Dia chuvoso em São Paulo, e nenhum filme em cartaz que eu ainda não tenha visto (só “Brüno” e aquele brasileiro “Tempos de Paz”, que estou deixando para Quinta, dia de promoção no Unibanco da Augusta – se você cruzar com um garoto vestindo uma camiseta do The Velvet Underground por lá, pode saber que sou eu!). O jeito foi preencher o tempo no conforto de casa, com séries, filmes na TV e – ora veja só – putaria na internet! Vamos ao resumo:

– Acordei absurdamente cedo, coloquei “As Vinhas da Ira” no DVD e assisti pela décima segunda vez ao filme que coloco – fácil, fácil – na minha lista das 10 melhores coisas já feitas para o Cinema. Talvez ainda num top 5.

– Maratona Hitchcock: revi, numa sentada só, os dois maiores clássicos do mestre, “Psicose” e “Um Corpo Que Cai”. Se, numa análise geral, grande parte dos filmes do diretor perderia o impacto fora do contexto do período em que foram feitos, estes aqui continuam superlativos, excepcionais, aterrorizantes. E assisti-los já conhecendo as reviravoltas e soluções não tiram seu valor: só faz aumentar a admiração e o assombro por tramas tão complexas e bem elaboradas.

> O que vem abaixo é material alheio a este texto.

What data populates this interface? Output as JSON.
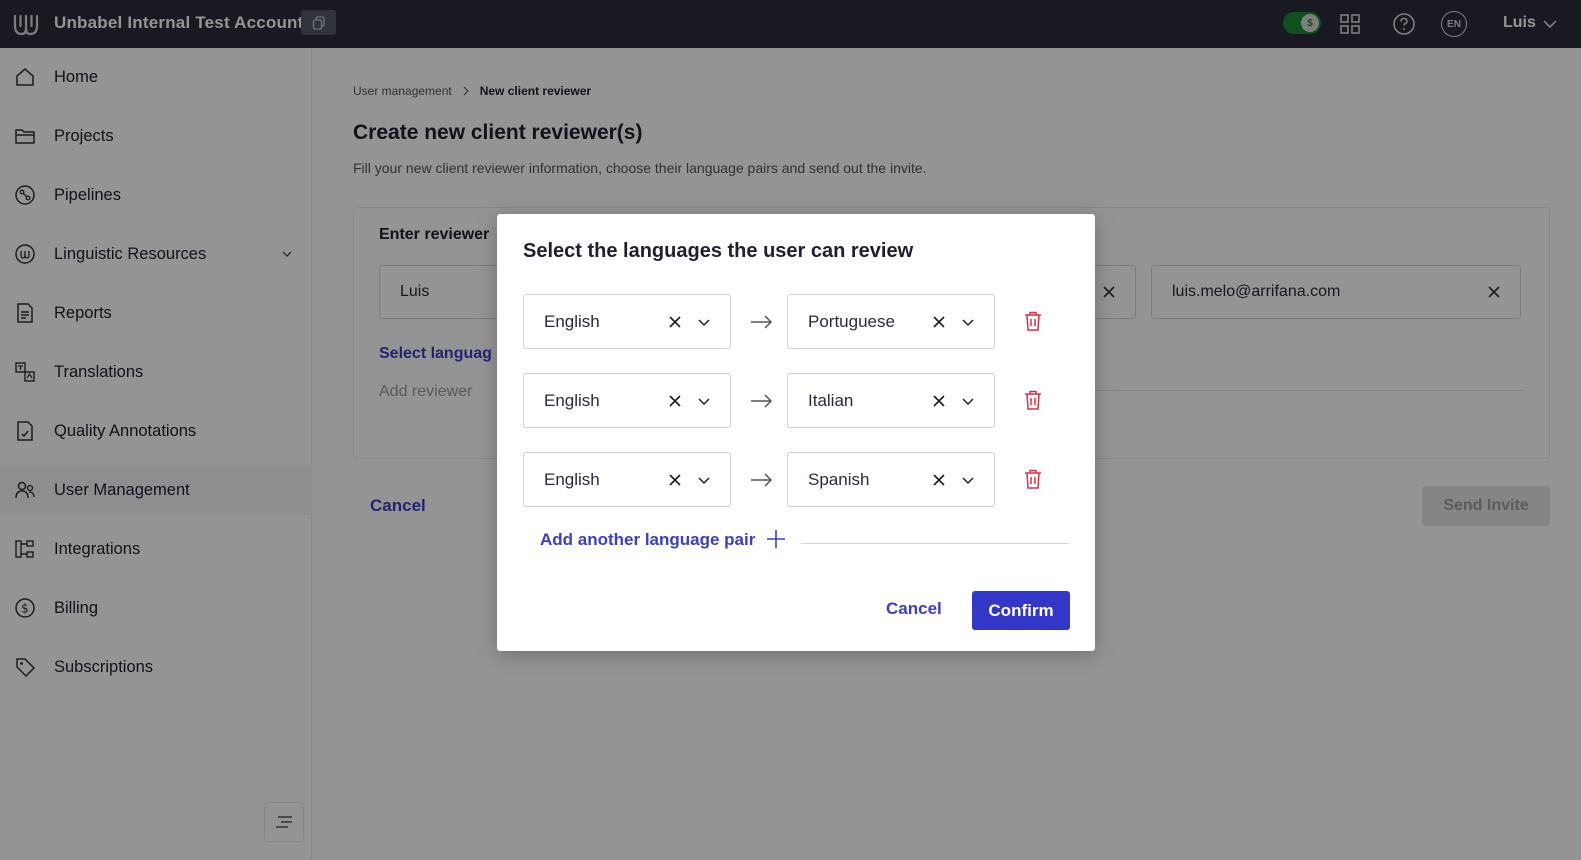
{
  "topbar": {
    "account_name": "Unbabel Internal Test Account",
    "language_badge": "EN",
    "user_name": "Luis",
    "toggle_state": "on",
    "accent_color": "#2b2e3a"
  },
  "sidebar": {
    "items": [
      {
        "label": "Home",
        "icon": "home-icon"
      },
      {
        "label": "Projects",
        "icon": "folder-icon"
      },
      {
        "label": "Pipelines",
        "icon": "pipeline-icon"
      },
      {
        "label": "Linguistic Resources",
        "icon": "resources-icon"
      },
      {
        "label": "Reports",
        "icon": "report-icon"
      },
      {
        "label": "Translations",
        "icon": "translations-icon"
      },
      {
        "label": "Quality Annotations",
        "icon": "annotation-icon"
      },
      {
        "label": "User Management",
        "icon": "users-icon"
      },
      {
        "label": "Integrations",
        "icon": "integrations-icon"
      },
      {
        "label": "Billing",
        "icon": "billing-icon"
      },
      {
        "label": "Subscriptions",
        "icon": "tag-icon"
      }
    ],
    "active_item": "User Management"
  },
  "main": {
    "breadcrumb": [
      "User management",
      "New client reviewer"
    ],
    "title": "Create new client reviewer(s)",
    "subtitle": "Fill your new client reviewer information, choose their language pairs and send out the invite.",
    "card": {
      "title": "Enter reviewer",
      "first_name_value": "Luis",
      "email_value": "luis.melo@arrifana.com",
      "select_languages_link": "Select languag",
      "add_reviewer_link": "Add reviewer"
    },
    "cancel_label": "Cancel",
    "send_invite_label": "Send Invite"
  },
  "modal": {
    "title": "Select the languages the user can review",
    "pairs": [
      {
        "source": "English",
        "target": "Portuguese"
      },
      {
        "source": "English",
        "target": "Italian"
      },
      {
        "source": "English",
        "target": "Spanish"
      }
    ],
    "add_pair_label": "Add another language pair",
    "cancel_label": "Cancel",
    "confirm_label": "Confirm",
    "primary_color": "#3337c8",
    "delete_color": "#d6304a"
  }
}
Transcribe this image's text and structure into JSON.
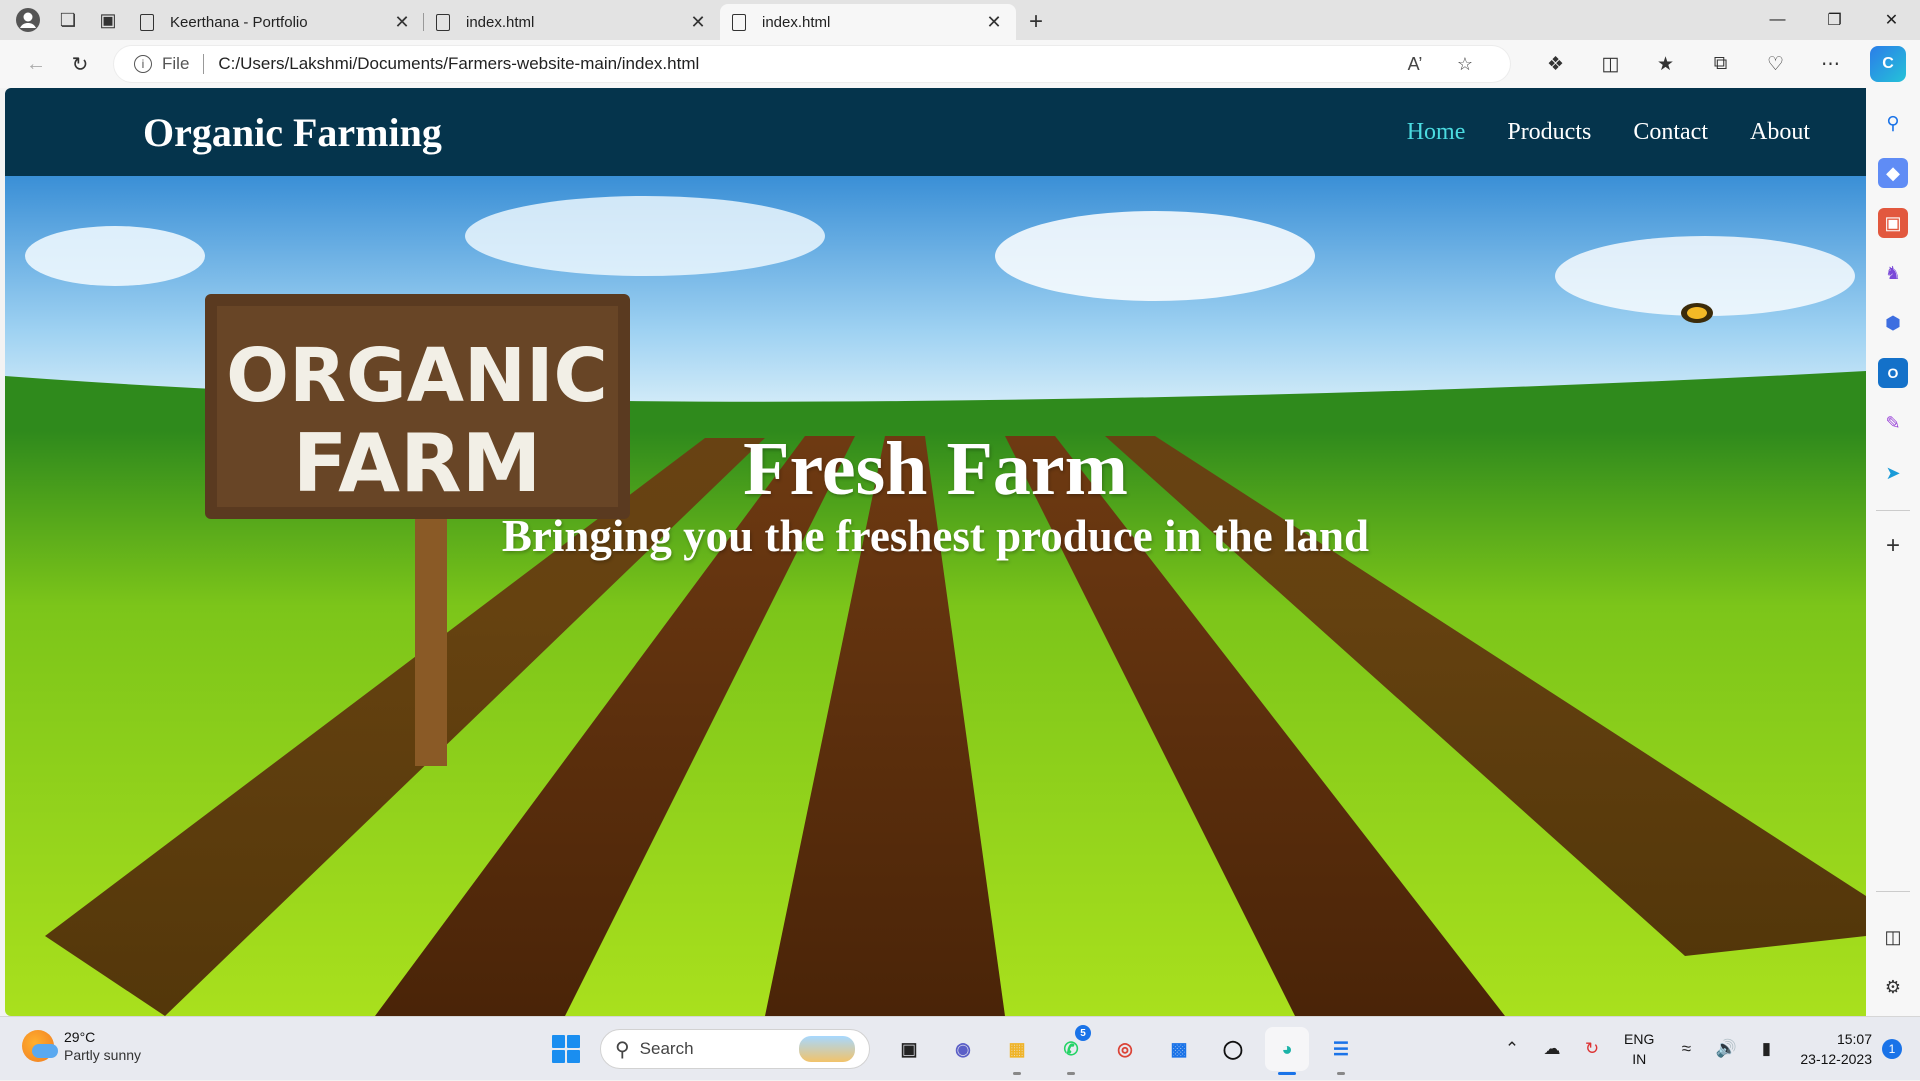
{
  "browser": {
    "tabs": [
      {
        "title": "Keerthana - Portfolio",
        "active": false
      },
      {
        "title": "index.html",
        "active": false
      },
      {
        "title": "index.html",
        "active": true
      }
    ],
    "address": {
      "scheme_label": "File",
      "url": "C:/Users/Lakshmi/Documents/Farmers-website-main/index.html"
    }
  },
  "site": {
    "logo": "Organic Farming",
    "nav": [
      {
        "label": "Home",
        "active": true
      },
      {
        "label": "Products",
        "active": false
      },
      {
        "label": "Contact",
        "active": false
      },
      {
        "label": "About",
        "active": false
      }
    ],
    "hero": {
      "sign_line1": "ORGANIC",
      "sign_line2": "FARM",
      "title": "Fresh Farm",
      "subtitle": "Bringing you the freshest produce in the land"
    }
  },
  "colors": {
    "header_bg": "#05344c",
    "nav_active": "#4bdbe0",
    "nav_text": "#ffffff"
  },
  "taskbar": {
    "weather": {
      "temp": "29°C",
      "condition": "Partly sunny"
    },
    "search_placeholder": "Search",
    "whatsapp_badge": "5",
    "lang_line1": "ENG",
    "lang_line2": "IN",
    "time": "15:07",
    "date": "23-12-2023",
    "notification_count": "1"
  }
}
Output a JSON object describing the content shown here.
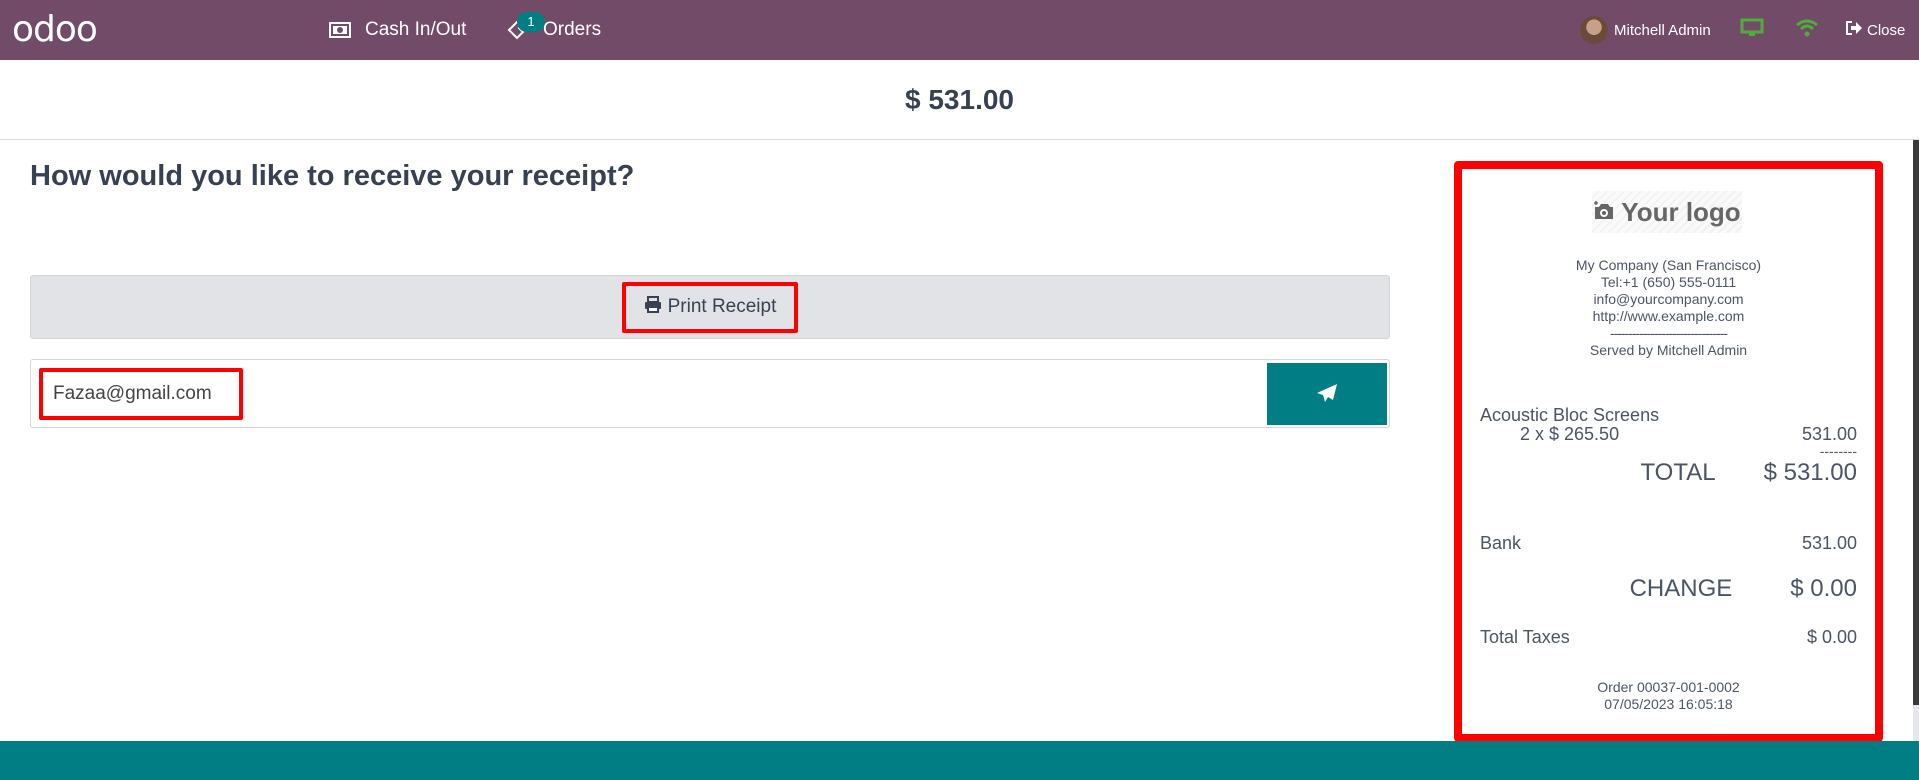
{
  "navbar": {
    "logo": "odoo",
    "cash_in_out": "Cash In/Out",
    "orders": "Orders",
    "orders_badge": "1",
    "user_name": "Mitchell Admin",
    "close": "Close",
    "icons": {
      "cash": "money-bill-icon",
      "orders": "ticket-icon",
      "avatar": "user-avatar",
      "monitor": "desktop-icon",
      "wifi": "wifi-icon",
      "close": "sign-out-icon"
    },
    "status_color": "#4fae3a"
  },
  "amount": "$ 531.00",
  "main": {
    "title": "How would you like to receive your receipt?",
    "print_label": "Print Receipt",
    "email_value": "Fazaa@gmail.com",
    "send_icon": "paper-plane-icon"
  },
  "receipt": {
    "logo_text": "Your logo",
    "company": {
      "name": "My Company (San Francisco)",
      "tel": "Tel:+1 (650) 555-0111",
      "email": "info@yourcompany.com",
      "website": "http://www.example.com",
      "separator": "--------------------------------",
      "served_by": "Served by Mitchell Admin"
    },
    "lines": [
      {
        "product": "Acoustic Bloc Screens",
        "qty_price": "2 x $ 265.50",
        "amount": "531.00"
      }
    ],
    "subtotal_separator": "--------",
    "total_label": "TOTAL",
    "total_value": "$ 531.00",
    "payment_label": "Bank",
    "payment_value": "531.00",
    "change_label": "CHANGE",
    "change_value": "$ 0.00",
    "taxes_label": "Total Taxes",
    "taxes_value": "$ 0.00",
    "order_ref": "Order 00037-001-0002",
    "order_date": "07/05/2023 16:05:18"
  },
  "colors": {
    "navbar": "#714B67",
    "accent": "#017E84",
    "highlight": "#ff0000"
  }
}
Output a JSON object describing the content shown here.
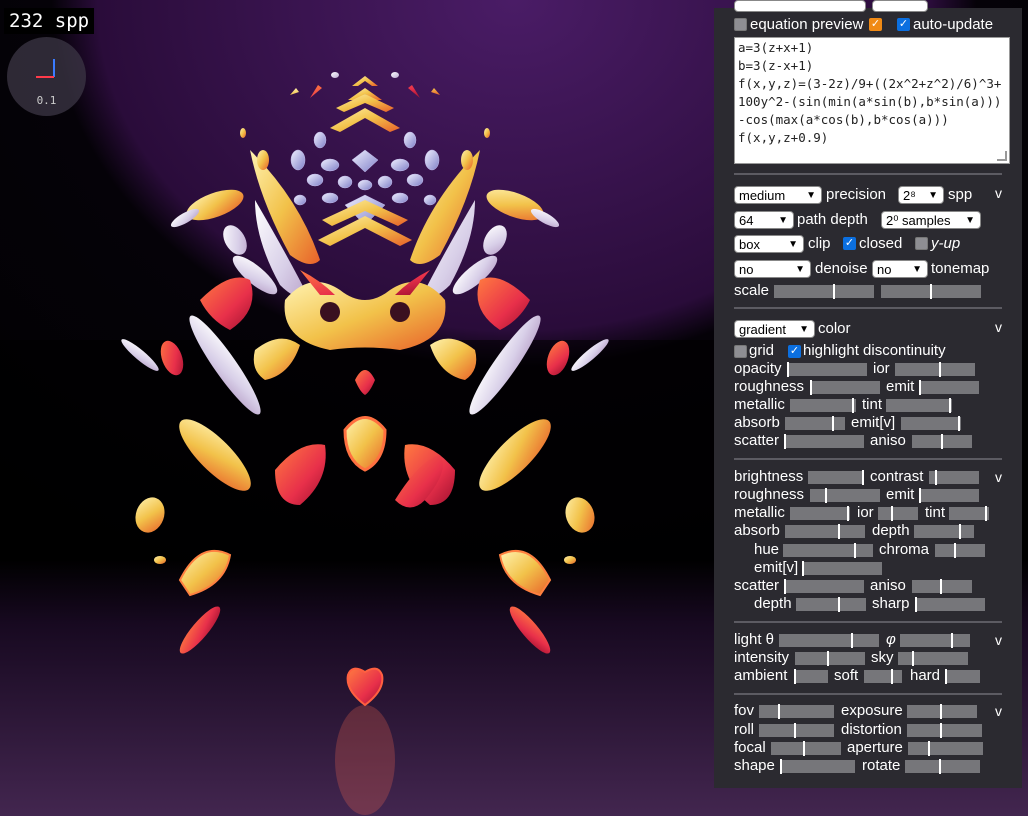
{
  "viewport": {
    "spp_text": "232 spp",
    "axis_scale": "0.1"
  },
  "equation": {
    "preview_label": "equation preview",
    "preview_checked": false,
    "autoupdate_label": "auto-update",
    "autoupdate_checked": true,
    "text": "a=3(z+x+1)\nb=3(z-x+1)\nf(x,y,z)=(3-2z)/9+((2x^2+z^2)/6)^3+100y^2-(sin(min(a*sin(b),b*sin(a)))-cos(max(a*cos(b),b*cos(a)))\nf(x,y,z+0.9)"
  },
  "render": {
    "precision_value": "medium",
    "precision_label": "precision",
    "spp_value": "2⁸",
    "spp_label": "spp",
    "pathdepth_value": "64",
    "pathdepth_label": "path depth",
    "samples_value": "2⁰ samples",
    "clip_value": "box",
    "clip_label": "clip",
    "closed_label": "closed",
    "closed_checked": true,
    "yup_label": "y-up",
    "yup_checked": false,
    "denoise_value": "no",
    "denoise_label": "denoise",
    "tonemap_value": "no",
    "tonemap_label": "tonemap",
    "scale_label": "scale",
    "toggle": "v"
  },
  "material": {
    "color_value": "gradient",
    "color_label": "color",
    "grid_label": "grid",
    "grid_checked": false,
    "highlight_label": "highlight discontinuity",
    "highlight_checked": true,
    "toggle": "v",
    "opacity": "opacity",
    "ior": "ior",
    "roughness": "roughness",
    "emit": "emit",
    "metallic": "metallic",
    "tint": "tint",
    "absorb": "absorb",
    "emitv": "emit[v]",
    "scatter": "scatter",
    "aniso": "aniso"
  },
  "grading": {
    "toggle": "v",
    "brightness": "brightness",
    "contrast": "contrast",
    "roughness": "roughness",
    "emit": "emit",
    "metallic": "metallic",
    "ior": "ior",
    "tint": "tint",
    "absorb": "absorb",
    "depth": "depth",
    "hue": "hue",
    "chroma": "chroma",
    "emitv": "emit[v]",
    "scatter": "scatter",
    "aniso": "aniso",
    "depth2": "depth",
    "sharp": "sharp"
  },
  "lighting": {
    "toggle": "v",
    "light_theta": "light θ",
    "phi": "φ",
    "intensity": "intensity",
    "sky": "sky",
    "ambient": "ambient",
    "soft": "soft",
    "hard": "hard"
  },
  "camera": {
    "toggle": "v",
    "fov": "fov",
    "exposure": "exposure",
    "roll": "roll",
    "distortion": "distortion",
    "focal": "focal",
    "aperture": "aperture",
    "shape": "shape",
    "rotate": "rotate"
  },
  "colors": {
    "panel_bg": "#2b2a30",
    "checkbox_on": "#0b6fe0",
    "checkbox_preview": "#f08a15",
    "slider_track": "#76767a"
  }
}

– Aliás, será que fiz mal em não incluir a trilha de “Psicose” no último top 10? Ai, Louis!

– Com calma e carinho, estou descobrindo alguns filmes brasileiros do ano passado, que perdi na época do lançamento graças à minha temporada no exterior. Adorei “Estômago”, e digo que quem considera Selton Mello o ator mais relevante para o nosso cinema atualmente nunca botou os olhos em João Miguel. Ele é craque em interpretar tipos simplórios; dá até pra pensar que é assim na vida real – eu o conheço pessoalmente e garanto que não é. É gente fina, mas culto, inteligentíssimo.

– Gostei mais ainda de “Nome Próprio”, apesar da protagonista ser muito mala – mas uma mala verossímil, imatura e agressiva como todos nós somos ou já fomos. Leandra Leal é um monstro, afe.

– Enquanto isso, na TV americana, “Mad Men”, a série mais luxuosa do momento, retornou para a terceira temporada com mais um episódio finíssimo. Naquele esquema: devagar quase parando. Como pode ser tão chata e tão boa ao mesmo tempo?

– Dizer que “True Blood” só melhora é chover no molhado. A novidade é que derramei minha primeira lágrima com a série nesse episódio mais recente. Quem viu sabe porque.

– A nova temporada de “Entourage” está irregular, mas curti o episódio deste Domingo. Já “Weeds”, de quem eu não tinha do que reclamar até então, está começando a cansar: as idiotices do Doug e do Dean estrapolaram os limites aceitáveis como ficção.

– E agora algo menos ilustre. Só se fala por aí na sex tape onde Eric Dane, o McSteamy de “Grey’s Anatomy”, aparece num ménage com a esposa e a Miss Teen USA. Se você estiver interessado(a) em conferir as partes íntimas dele, corra atrás da versão sem censuras. Mas saiba que no final das contas é um vídeo McBoring, de nudez e não de sexo, só com preliminares e papo furado. Muito barulho por nada.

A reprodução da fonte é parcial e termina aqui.